According to NPR, bubble tea is a big thing in Asia - everyone loves it: creamy, sweet, often flavoured tea with chewy black tapioca pearls bobbing at the bottom of a tall cup, and a big straw with which to slurp them up. There's a general misconception that these chewy tapioca pearls are the bubbles - but they're not. They're just the pearls! The bubbles in bubble tea come from the fact that the drink, once prepared, is shaken in a cocktail shaker to produce actual bubbles and make the drink frothy.
And bubble tea isn't just back - it's playing ambassador to a whole host of other foods and trends.
The tea-based drink is also known as pearl milk tea or boba milk tea and is a refreshing alternative to your typical milkshake or fizzy cordial during the warmer months. These unusual teas come as a fruit, milk or tea base blended with ice and come with small chewy tapioca balls, also known as 'bubbles' or 'pearls'.

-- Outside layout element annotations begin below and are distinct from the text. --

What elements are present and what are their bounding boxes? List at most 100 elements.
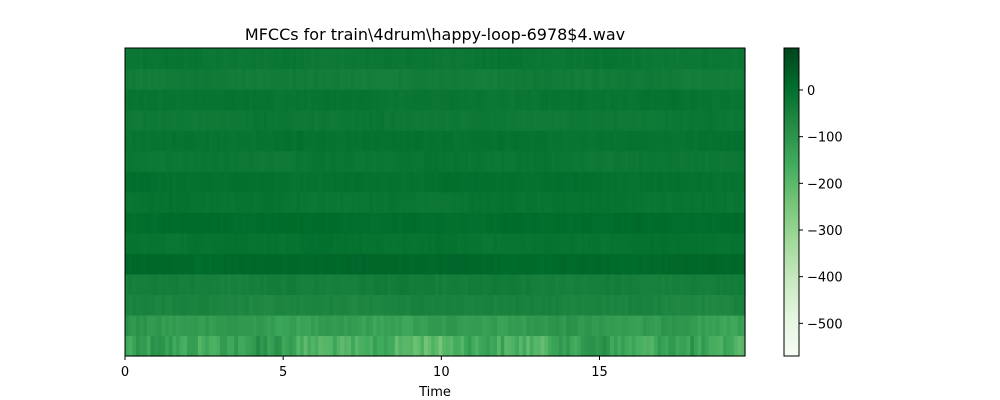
- heatmap-cell: [540, 89, 546, 111]
- heatmap-cell: [154, 68, 159, 90]
- heatmap-cell: [150, 89, 155, 111]
- heatmap-cell: [380, 335, 385, 357]
- heatmap-cell: [591, 253, 597, 275]
- heatmap-cell: [668, 68, 673, 90]
- heatmap-cell: [300, 150, 305, 172]
- heatmap-cell: [555, 273, 560, 295]
- heatmap-cell: [340, 150, 345, 172]
- heatmap-cell: [402, 68, 407, 90]
- heatmap-cell: [697, 109, 702, 131]
- heatmap-cell: [679, 109, 684, 131]
- heatmap-cell: [292, 253, 298, 275]
- heatmap-cell: [365, 150, 370, 172]
- heatmap-cell: [263, 48, 268, 70]
- heatmap-cell: [551, 89, 556, 111]
- heatmap-cell: [176, 191, 181, 213]
- heatmap-cell: [409, 109, 414, 131]
- heatmap-cell: [146, 130, 152, 152]
- heatmap-cell: [413, 48, 418, 70]
- heatmap-cell: [259, 253, 265, 275]
- heatmap-cell: [168, 48, 174, 70]
- heatmap-cell: [300, 232, 305, 254]
- heatmap-cell: [726, 109, 732, 131]
- heatmap-cell: [249, 130, 254, 152]
- heatmap-cell: [245, 253, 250, 275]
- heatmap-cell: [515, 109, 520, 131]
- heatmap-cell: [252, 109, 257, 131]
- heatmap-cell: [456, 212, 462, 234]
- heatmap-cell: [475, 130, 480, 152]
- heatmap-cell: [373, 294, 378, 316]
- heatmap-cell: [621, 68, 626, 90]
- heatmap-cell: [296, 130, 301, 152]
- heatmap-cell: [573, 191, 578, 213]
- heatmap-cell: [329, 171, 334, 193]
- heatmap-cell: [285, 68, 290, 90]
- heatmap-cell: [132, 335, 137, 357]
- heatmap-cell: [249, 273, 254, 295]
- heatmap-cell: [726, 130, 732, 152]
- heatmap-cell: [143, 212, 148, 234]
- heatmap-cell: [135, 253, 141, 275]
- heatmap-cell: [715, 253, 721, 275]
- heatmap-cell: [591, 294, 597, 316]
- heatmap-cell: [230, 212, 236, 234]
- heatmap-cell: [599, 48, 604, 70]
- heatmap-cell: [595, 294, 600, 316]
- heatmap-cell: [661, 294, 666, 316]
- heatmap-cell: [577, 130, 582, 152]
- heatmap-cell: [646, 130, 651, 152]
- heatmap-cell: [486, 253, 491, 275]
- heatmap-cell: [391, 335, 396, 357]
- heatmap-cell: [157, 212, 163, 234]
- heatmap-cell: [168, 273, 174, 295]
- heatmap-cell: [241, 150, 246, 172]
- heatmap-cell: [165, 89, 170, 111]
- heatmap-cell: [234, 89, 239, 111]
- heatmap-cell: [216, 253, 221, 275]
- heatmap-cell: [493, 273, 498, 295]
- heatmap-cell: [387, 89, 392, 111]
- heatmap-cell: [559, 48, 564, 70]
- heatmap-cell: [394, 232, 400, 254]
- heatmap-cell: [194, 48, 199, 70]
- heatmap-cell: [467, 253, 473, 275]
- heatmap-cell: [456, 253, 462, 275]
- heatmap-cell: [661, 68, 666, 90]
- heatmap-cell: [208, 150, 214, 172]
- heatmap-cell: [737, 212, 742, 234]
- heatmap-cell: [387, 109, 392, 131]
- heatmap-cell: [664, 109, 670, 131]
- heatmap-cell: [416, 232, 422, 254]
- heatmap-cell: [529, 314, 535, 337]
- heatmap-cell: [526, 273, 531, 295]
- heatmap-cell: [577, 48, 582, 70]
- heatmap-cell: [533, 335, 538, 357]
- heatmap-cell: [467, 335, 473, 357]
- heatmap-cell: [201, 294, 206, 316]
- heatmap-cell: [194, 314, 199, 337]
- heatmap-cell: [296, 232, 301, 254]
- heatmap-cell: [566, 335, 571, 357]
- heatmap-cell: [624, 335, 629, 357]
- heatmap-cell: [497, 273, 502, 295]
- heatmap-cell: [475, 273, 480, 295]
- heatmap-cell: [606, 212, 611, 234]
- heatmap-cell: [621, 212, 626, 234]
- heatmap-cell: [624, 89, 629, 111]
- heatmap-cell: [154, 273, 159, 295]
- heatmap-cell: [628, 89, 633, 111]
- heatmap-cell: [154, 294, 159, 316]
- heatmap-cell: [646, 314, 651, 337]
- heatmap-cell: [427, 335, 432, 357]
- heatmap-cell: [507, 109, 513, 131]
- heatmap-cell: [591, 191, 597, 213]
- heatmap-cell: [518, 273, 524, 295]
- heatmap-cell: [143, 335, 148, 357]
- heatmap-cell: [540, 212, 546, 234]
- heatmap-cell: [529, 48, 535, 70]
- heatmap-cell: [318, 89, 323, 111]
- heatmap-cell: [143, 109, 148, 131]
- heatmap-cell: [679, 48, 684, 70]
- heatmap-cell: [172, 212, 177, 234]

According to Hot 100 FM, the beverage enjoyed a brief moment of popularity in major metropolitan areas in the late aughts, popping up on college campuses or near communities with large Asian populations. (One such place, in New York City's Union Square, even had a lofted DJ booth.) But the trend dried up quickly.

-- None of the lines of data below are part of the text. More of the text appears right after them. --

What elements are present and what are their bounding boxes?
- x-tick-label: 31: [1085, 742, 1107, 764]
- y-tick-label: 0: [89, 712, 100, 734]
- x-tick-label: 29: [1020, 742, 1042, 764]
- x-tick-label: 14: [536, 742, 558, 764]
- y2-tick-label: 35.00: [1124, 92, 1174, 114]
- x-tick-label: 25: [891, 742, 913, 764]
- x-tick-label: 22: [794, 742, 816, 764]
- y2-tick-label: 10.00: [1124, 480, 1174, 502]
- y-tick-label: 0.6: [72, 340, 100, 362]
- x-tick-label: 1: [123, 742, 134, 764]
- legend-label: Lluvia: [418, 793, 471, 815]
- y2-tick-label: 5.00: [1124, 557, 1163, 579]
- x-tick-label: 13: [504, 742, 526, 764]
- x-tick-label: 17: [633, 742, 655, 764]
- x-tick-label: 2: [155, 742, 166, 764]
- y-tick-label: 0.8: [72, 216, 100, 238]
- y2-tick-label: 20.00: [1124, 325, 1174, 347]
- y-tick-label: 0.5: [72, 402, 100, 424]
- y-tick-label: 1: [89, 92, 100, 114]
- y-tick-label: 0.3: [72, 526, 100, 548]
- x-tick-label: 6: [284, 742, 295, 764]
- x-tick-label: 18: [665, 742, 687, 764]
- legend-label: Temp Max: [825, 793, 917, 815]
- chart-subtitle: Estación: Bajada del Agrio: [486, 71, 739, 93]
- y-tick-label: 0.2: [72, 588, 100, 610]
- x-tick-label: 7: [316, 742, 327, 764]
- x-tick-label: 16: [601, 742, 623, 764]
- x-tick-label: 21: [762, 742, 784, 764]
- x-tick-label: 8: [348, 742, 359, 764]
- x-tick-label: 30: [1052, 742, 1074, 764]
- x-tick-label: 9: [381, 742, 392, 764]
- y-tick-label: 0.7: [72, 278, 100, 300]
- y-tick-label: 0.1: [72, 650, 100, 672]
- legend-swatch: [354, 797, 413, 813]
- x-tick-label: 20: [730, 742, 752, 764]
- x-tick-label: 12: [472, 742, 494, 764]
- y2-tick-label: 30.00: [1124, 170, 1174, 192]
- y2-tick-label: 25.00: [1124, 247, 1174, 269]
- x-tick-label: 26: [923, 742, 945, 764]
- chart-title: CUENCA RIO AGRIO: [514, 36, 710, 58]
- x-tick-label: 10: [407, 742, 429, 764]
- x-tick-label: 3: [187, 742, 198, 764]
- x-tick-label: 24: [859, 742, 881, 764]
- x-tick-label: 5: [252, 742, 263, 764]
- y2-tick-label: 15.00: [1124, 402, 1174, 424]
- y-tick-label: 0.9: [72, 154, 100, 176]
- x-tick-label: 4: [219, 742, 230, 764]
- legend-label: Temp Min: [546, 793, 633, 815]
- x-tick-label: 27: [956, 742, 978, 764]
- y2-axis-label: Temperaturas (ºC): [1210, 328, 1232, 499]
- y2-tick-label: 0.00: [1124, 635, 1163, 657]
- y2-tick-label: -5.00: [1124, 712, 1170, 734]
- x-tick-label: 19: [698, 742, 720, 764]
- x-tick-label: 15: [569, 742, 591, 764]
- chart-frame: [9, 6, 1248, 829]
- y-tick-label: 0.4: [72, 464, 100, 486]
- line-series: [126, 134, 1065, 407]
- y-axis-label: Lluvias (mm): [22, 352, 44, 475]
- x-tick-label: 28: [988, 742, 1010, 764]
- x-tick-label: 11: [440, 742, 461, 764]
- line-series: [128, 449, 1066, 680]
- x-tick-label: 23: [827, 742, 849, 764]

"What we saw before was a segment that didn't grow," says Andrew Chau, co-founder of the popular chain Boba Guys, which has three stores - in San Francisco and New York City. He explains that a majority of these shops opened next door or down the street from existing stores. "They were all stealing customers from each other, and no one made money."
But now there is this new Boba 2.0.
Boba Guys' model puts its ingredients front and center. The chain uses organic milk and sources its own teas. Its jellies (lightly gummy substitutes for the tapioca pearls) are made in house. And there are plans to begin testing house-made tapioca pearls in the near future as well. Bubble Tea chains like Boba Guys aren't married to the original recipe. And some experiments, like horchata boba tea, have no tea in them at all.

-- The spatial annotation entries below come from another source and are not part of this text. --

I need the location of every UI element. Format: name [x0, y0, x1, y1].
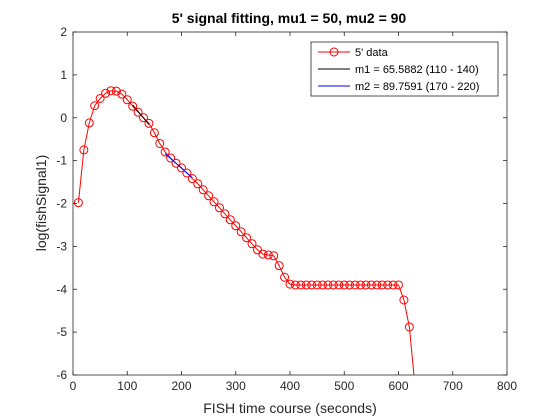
data-point [394, 280, 403, 290]
x-tick-label: 700 [443, 379, 463, 393]
data-point [198, 185, 208, 195]
legend-entry-data: 5' data [318, 47, 389, 59]
x-tick-label: 300 [226, 379, 246, 393]
data-point [214, 203, 224, 213]
data-point [111, 86, 121, 96]
data-point [345, 280, 355, 290]
data-point [404, 322, 414, 332]
data-point [366, 280, 376, 290]
data-point [269, 251, 279, 261]
data-point [285, 279, 295, 289]
data-point [361, 280, 371, 290]
data-point [160, 147, 170, 157]
data-point [204, 191, 214, 201]
data-point [193, 179, 203, 189]
data-point [377, 280, 387, 290]
legend-label-m1: m1 = 65.5882 (110 - 140) [355, 64, 479, 76]
legend: 5' data m1 = 65.5882 (110 - 140) m2 = 89… [310, 41, 499, 97]
data-point [258, 249, 268, 259]
legend-entry-m2: m2 = 89.7591 (170 - 220) [318, 81, 479, 93]
x-tick-label: 600 [388, 379, 408, 393]
data-point [171, 158, 181, 168]
y-tick-label: 2 [60, 25, 67, 39]
x-tick-label: 400 [280, 379, 300, 393]
data-point [128, 101, 138, 111]
data-point [307, 280, 317, 290]
data-point [101, 88, 111, 98]
data-point [301, 280, 311, 290]
data-point [372, 280, 382, 290]
data-point [90, 101, 100, 111]
data-point [122, 95, 132, 105]
data-point [356, 280, 366, 290]
x-tick-label: 200 [171, 379, 191, 393]
data-point [209, 197, 219, 207]
data-point [231, 221, 241, 231]
x-tick-label: 500 [334, 379, 354, 393]
chart-title: 5' signal fitting, mu1 = 50, mu2 = 90 [172, 10, 407, 26]
data-point [296, 280, 306, 290]
data-point [312, 280, 322, 290]
data-point [383, 280, 393, 290]
data-point [144, 118, 154, 128]
y-tick-label: -3 [56, 239, 67, 253]
data-point [106, 86, 116, 96]
y-tick-label: 0 [60, 111, 67, 125]
y-tick-label: -2 [56, 197, 67, 211]
data-point [242, 233, 252, 243]
data-point [177, 163, 186, 173]
data-point [323, 280, 333, 290]
data-point [252, 245, 262, 255]
legend-marker-data [329, 47, 339, 57]
data-point [117, 89, 127, 99]
y-tick-label: -1 [56, 154, 67, 168]
series-layer [73, 86, 419, 388]
data-point [166, 153, 176, 163]
data-point [334, 280, 344, 290]
data-point [388, 280, 398, 290]
series-m2-line [164, 153, 193, 179]
data-point [280, 272, 290, 282]
data-point [79, 145, 89, 155]
x-tick-label: 800 [497, 379, 517, 393]
x-tick-label: 100 [117, 379, 137, 393]
y-tick-label: -4 [56, 282, 67, 296]
data-point [411, 380, 419, 388]
data-point [350, 280, 360, 290]
data-point [399, 295, 409, 305]
data-point [274, 261, 284, 271]
x-tick-label: 0 [70, 379, 77, 393]
data-point [318, 280, 328, 290]
data-point [84, 118, 94, 128]
data-point [182, 168, 192, 178]
data-point [236, 227, 246, 237]
legend-label-data: 5' data [355, 47, 389, 59]
data-point [139, 113, 149, 123]
x-axis-label: FISH time course (seconds) [203, 400, 377, 416]
data-point [225, 215, 235, 225]
data-point [247, 239, 257, 249]
legend-entry-m1: m1 = 65.5882 (110 - 140) [318, 64, 479, 76]
data-point [149, 128, 159, 138]
y-tick-label: -6 [56, 368, 67, 382]
data-point [339, 280, 349, 290]
data-point [290, 280, 300, 290]
data-point [328, 280, 338, 290]
data-point [220, 209, 230, 219]
ticks-layer: 0 100 200 300 400 500 600 700 800 -6 -5 -4 -3 -2 -1 0 1 2 [56, 25, 517, 393]
data-point [95, 93, 105, 103]
y-tick-label: -5 [56, 325, 67, 339]
data-point [187, 174, 197, 184]
data-point [155, 138, 165, 148]
y-axis-label: log(fishSignal1) [33, 155, 49, 252]
data-point [263, 250, 273, 260]
data-point [133, 107, 143, 117]
legend-label-m2: m2 = 89.7591 (170 - 220) [355, 81, 479, 93]
series-m1-line [132, 104, 150, 125]
data-point [73, 198, 83, 208]
y-tick-label: 1 [60, 68, 67, 82]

Some boba purveyors are even trying to lure cocktail lovers. Called Boba 7, the backroom serves boba cocktails made with beer or the Korean alcohol soju, in addition to an inventive nonalcoholic menu.
"They would take exciting boba drinks, pour some shots in there, and think that's what makes it a cocktail," Keung says. "That just makes it worse."
Bringing in different trends, cultures and age-groups is what Boba 2.0 is all about. "If we're going to bridge cultures, we want to bring the best of the West and the best of the East," says Chau.